Put blank pages before the given page numbers

val padafter : ?padwith:Pdf.t -> int list -> Pdf.t -> Pdf.t

Put blank pages after the given page numbers

val padmultiple : int -> Pdf.t -> Pdf.t

Pad to a multiple of n pages

Annotations

val list_annotations : encoding -> Pdf.t -> unit

List the annotations to standard output in a given encoding. See cpdfmanual.pdf for the format details.

val list_annotations_more : Pdf.t -> unit

The same, but giving more information. Deprecated

val get_annotations : encoding -> Pdf.t -> (int * string) list

Return the annotations as a (pagenumber, content) list

val copy_annotations : int list -> Pdf.t -> Pdf.t -> Pdf.t

Copy the annotations on a given set of pages from a to b. b is returned.

val remove_annotations : int list -> Pdf.t -> Pdf.t

Remove the annotations on given pages.

Imposition

val twoup_stack : bool -> Pdf.t -> Pdf.t

The twoup_stack operation puts two logical pages on each physical page, rotating them 90 degrees to do so. The new mediabox is thus larger. Bool true (fast) if assume well-formed ISO content streams.

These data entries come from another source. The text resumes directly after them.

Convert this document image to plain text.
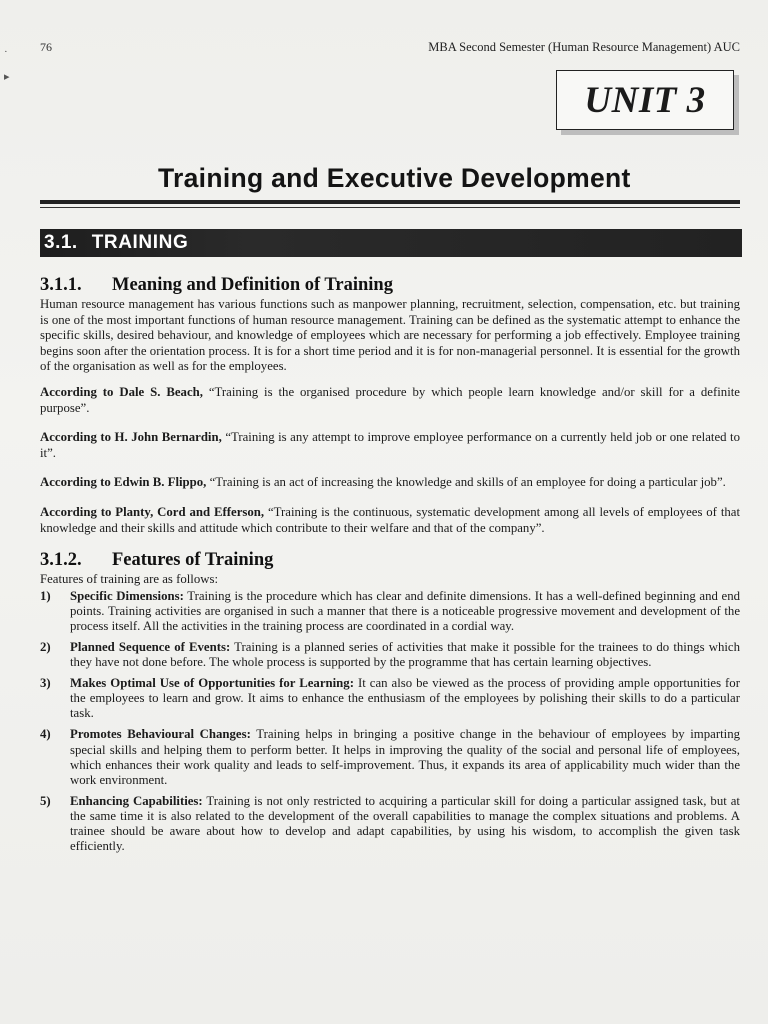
76	MBA Second Semester (Human Resource Management) AUC
UNIT 3
Training and Executive Development
3.1. TRAINING
3.1.1. Meaning and Definition of Training

Human resource management has various functions such as manpower planning, recruitment, selection, compensation, etc. but training is one of the most important functions of human resource management. Training can be defined as the systematic attempt to enhance the specific skills, desired behaviour, and knowledge of employees which are necessary for performing a job effectively. Employee training begins soon after the orientation process. It is for a short time period and it is for non-managerial personnel. It is essential for the growth of the organisation as well as for the employees.

According to Dale S. Beach, “Training is the organised procedure by which people learn knowledge and/or skill for a definite purpose”.

According to H. John Bernardin, “Training is any attempt to improve employee performance on a currently held job or one related to it”.

According to Edwin B. Flippo, “Training is an act of increasing the knowledge and skills of an employee for doing a particular job”.

According to Planty, Cord and Efferson, “Training is the continuous, systematic development among all levels of employees of that knowledge and their skills and attitude which contribute to their welfare and that of the company”.

3.1.2. Features of Training

Features of training are as follows:

1)	Specific Dimensions: Training is the procedure which has clear and definite dimensions. It has a well-defined beginning and end points. Training activities are organised in such a manner that there is a noticeable progressive movement and development of the process itself. All the activities in the training process are coordinated in a cordial way.
2)	Planned Sequence of Events: Training is a planned series of activities that make it possible for the trainees to do things which they have not done before. The whole process is supported by the programme that has certain learning objectives.
3)	Makes Optimal Use of Opportunities for Learning: It can also be viewed as the process of providing ample opportunities for the employees to learn and grow. It aims to enhance the enthusiasm of the employees by polishing their skills to do a particular task.
4)	Promotes Behavioural Changes: Training helps in bringing a positive change in the behaviour of employees by imparting special skills and helping them to perform better. It helps in improving the quality of the social and personal life of employees, which enhances their work quality and leads to self-improvement. Thus, it expands its area of applicability much wider than the work environment.
5)	Enhancing Capabilities: Training is not only restricted to acquiring a particular skill for doing a particular assigned task, but at the same time it is also related to the development of the overall capabilities to manage the complex situations and problems. A trainee should be aware about how to develop and adapt capabilities, by using his wisdom, to accomplish the given task efficiently.
·
▸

val twoup : bool -> Pdf.t -> Pdf.t

The twoup operation does the same, but scales the new sides down so that the media box is unchanged. Bool true (fast) if assume well-formed ISO content streams.

Making new documents

val blank_document : float -> float -> int -> Pdf.t

Make a blank document given x and y page dimensions in points and a number of pages

val blank_document_paper : Pdfpaper.t -> int -> Pdf.t

The same, but give a Pdfpaper.t paper size.

Page labels

val add_page_labels : Pdf.t -> bool -> Pdfpagelabels.labelstyle -> string option -> int -> int list -> unit

Add page labels.

Miscellany

val thinlines : int list -> float -> Pdf.t -> Pdf.t

Make all lines in the PDF at least a certain thickness.

val blacktext : (float * float * float) -> int list -> Pdf.t -> Pdf.t

Make all text on certain pages black.

val blacklines : (float * float * float) -> int list -> Pdf.t -> Pdf.t

Make all lines on certain pages black.

val blackfills : (float * float * float) -> int list -> Pdf.t -> Pdf.t

Make all fills on certain pages black.

val draft : string option -> bool -> int list -> Pdf.t -> Pdf.t

Remove images from a PDF, optionally adding crossed boxes.

val squeeze : ?logto:string -> ?pagedata:bool -> ?recompress:bool -> Pdf.t -> unit

Squeeze a PDF

val remove_all_text : int list -> Pdf.t -> Pdf.t